Estoy muerta y con vida. El tiempo no existe y todo ocurre a la vez sin poder observarlo en su totalidad. Solo absorbiendo lo que puedo o me permito ser.
No tengo fuerza para hablar, sólo para caminar y pretender que la vida va como siempre. No tengo fuerza para hablar con nadie.
“Qué bueno que hoy vamos a terapia”, me digo al limpiarme las lágrimas en el baño. Aún con los olores es el refugio temporal para desparramarme, en momentos de emergencia no importa cuándo ni dónde.
Perdida en medio del mar, salir a la superficie del agua a respirar, aunque me siga ahogando.
Todas las desiciones están tomadas, los escenarios ocurriendo al mismo tiempo, no tengo la claridad para verlo.
Nada tiene sentido.
Qué difícil es vivir conmigo. Lo digo porque hay días en los que no podemos convivir.
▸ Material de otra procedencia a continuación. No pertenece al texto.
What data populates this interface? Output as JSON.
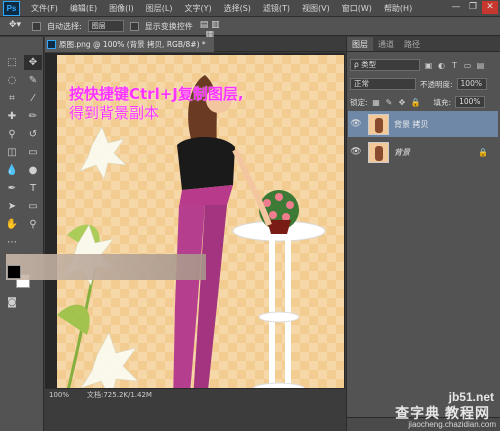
{
  "app": {
    "logo": "Ps"
  },
  "menu": [
    "文件(F)",
    "编辑(E)",
    "图像(I)",
    "图层(L)",
    "文字(Y)",
    "选择(S)",
    "滤镜(T)",
    "视图(V)",
    "窗口(W)",
    "帮助(H)"
  ],
  "window_controls": {
    "minimize": "—",
    "maximize": "❐",
    "close": "✕"
  },
  "options_bar": {
    "tool_icon": "move-tool",
    "auto_select_label": "自动选择:",
    "auto_select_value": "图层",
    "show_transform_label": "显示变换控件"
  },
  "document": {
    "tab_title": "原图.png @ 100% (背景 拷贝, RGB/8#) *",
    "caption_line1": "按快捷键Ctrl+J复制图层,",
    "caption_line2": "得到背景副本"
  },
  "status": {
    "zoom": "100%",
    "doc_info": "文档:725.2K/1.42M"
  },
  "panels": {
    "tabs": [
      "图层",
      "通道",
      "路径"
    ],
    "kind_filter": "ρ 类型",
    "blend_mode": "正常",
    "opacity_label": "不透明度:",
    "opacity_value": "100%",
    "lock_label": "锁定:",
    "fill_label": "填充:",
    "fill_value": "100%",
    "layers": [
      {
        "name": "背景 拷贝",
        "selected": true,
        "locked": false
      },
      {
        "name": "背景",
        "selected": false,
        "locked": true
      }
    ]
  },
  "watermark": {
    "line1": "jb51.net",
    "line2": "查字典 教程网",
    "line3": "jiaocheng.chazidian.com"
  }
}
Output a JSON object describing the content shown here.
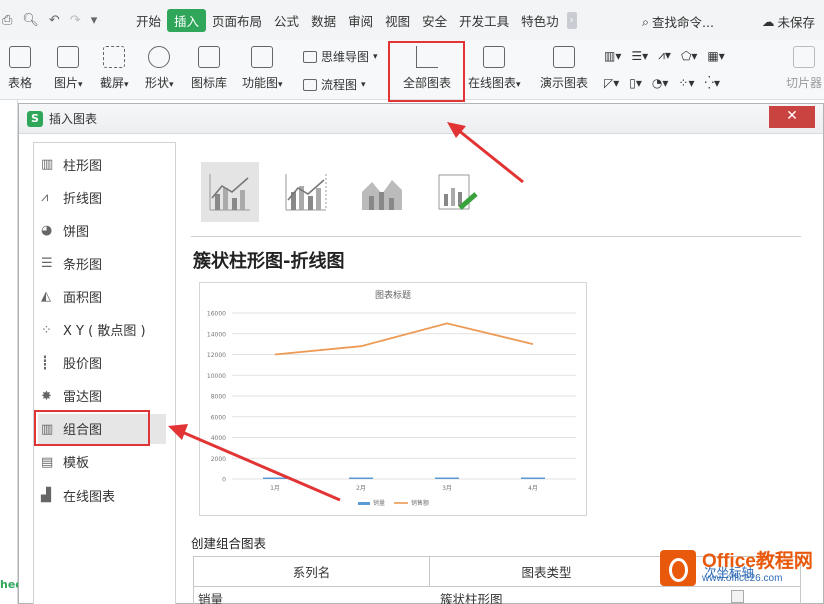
{
  "menubar": {
    "items": [
      {
        "label": "开始",
        "active": false
      },
      {
        "label": "插入",
        "active": true
      },
      {
        "label": "页面布局",
        "active": false
      },
      {
        "label": "公式",
        "active": false
      },
      {
        "label": "数据",
        "active": false
      },
      {
        "label": "审阅",
        "active": false
      },
      {
        "label": "视图",
        "active": false
      },
      {
        "label": "安全",
        "active": false
      },
      {
        "label": "开发工具",
        "active": false
      },
      {
        "label": "特色功",
        "active": false
      }
    ],
    "more": "›",
    "search": "查找命令...",
    "save_status": "未保存"
  },
  "ribbon": {
    "table": "表格",
    "picture": "图片",
    "screenshot": "截屏",
    "shape": "形状",
    "icon_lib": "图标库",
    "func_chart": "功能图",
    "mindmap": "思维导图",
    "flowchart": "流程图",
    "all_charts": "全部图表",
    "online_chart": "在线图表",
    "demo_chart": "演示图表",
    "slice": "切片器"
  },
  "dialog": {
    "title": "插入图表",
    "close": "✕",
    "categories": [
      {
        "label": "柱形图",
        "icon": "bar-chart-icon"
      },
      {
        "label": "折线图",
        "icon": "line-chart-icon"
      },
      {
        "label": "饼图",
        "icon": "pie-chart-icon"
      },
      {
        "label": "条形图",
        "icon": "horizontal-bar-icon"
      },
      {
        "label": "面积图",
        "icon": "area-chart-icon"
      },
      {
        "label": "X Y ( 散点图 )",
        "icon": "scatter-chart-icon"
      },
      {
        "label": "股价图",
        "icon": "stock-chart-icon"
      },
      {
        "label": "雷达图",
        "icon": "radar-chart-icon"
      },
      {
        "label": "组合图",
        "icon": "combo-chart-icon"
      },
      {
        "label": "模板",
        "icon": "template-icon"
      },
      {
        "label": "在线图表",
        "icon": "online-chart-icon"
      }
    ],
    "selected_category": "组合图",
    "chart_title": "簇状柱形图-折线图",
    "section_title": "创建组合图表",
    "table_headers": [
      "系列名",
      "图表类型"
    ],
    "row1": [
      "销量",
      "簇状柱形图"
    ],
    "row1_third": "次坐标轴"
  },
  "chart_data": {
    "type": "line",
    "title": "图表标题",
    "categories": [
      "1月",
      "2月",
      "3月",
      "4月"
    ],
    "ylim": [
      0,
      16000
    ],
    "yticks": [
      0,
      2000,
      4000,
      6000,
      8000,
      10000,
      12000,
      14000,
      16000
    ],
    "series": [
      {
        "name": "销量",
        "type": "bar",
        "values": [
          60,
          80,
          70,
          65
        ],
        "color": "#5b9bd5"
      },
      {
        "name": "销售额",
        "type": "line",
        "values": [
          12000,
          12800,
          15000,
          13000
        ],
        "color": "#ed9a55"
      }
    ],
    "grid": true,
    "legend": "bottom"
  },
  "watermark": {
    "main": "Office教程网",
    "url": "www.office26.com"
  },
  "sheet_tab": "hee"
}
Porque todo nos duele, porque cuando creemos que de alguna forma lo estamos logrando viene alguien más a decirnos que no es suficiente.
—Yo hago mucho más que tú.
Lo sé y me pesa. Porque carezco también de la voluntad para hacer cualquier cosa. Porque hay días en que ir al trabajo consume toda mi energía y sólo quiero llegar a desconectarme.
No puedo cruzar fronteras con mis piernas pero de alguna forma he podido viajar con el alma. Aunque no me lleve a ningún lado ni sea real.
La realidad es sentirse como estoy, incompleta, infeliz, al borde un ataque de pánico. La realidad es no tener la fuerza para hablar y sentir que no puedo hablarlo con nadie. Que no me siento preparada para amar, que no me siento suficiente, que la angustia me consume, que me siento herida.
No tengo la fortaleza para confersarlo y alguien más lo hará por mí. No tengo la mente para analizarlo ni el corazón para enmendar mi herida.
No tengo fuerza…
La muerte está en todos lados y es lo único que permancece. Su contraparte no es la vida, sino el amor que no me he podido dar.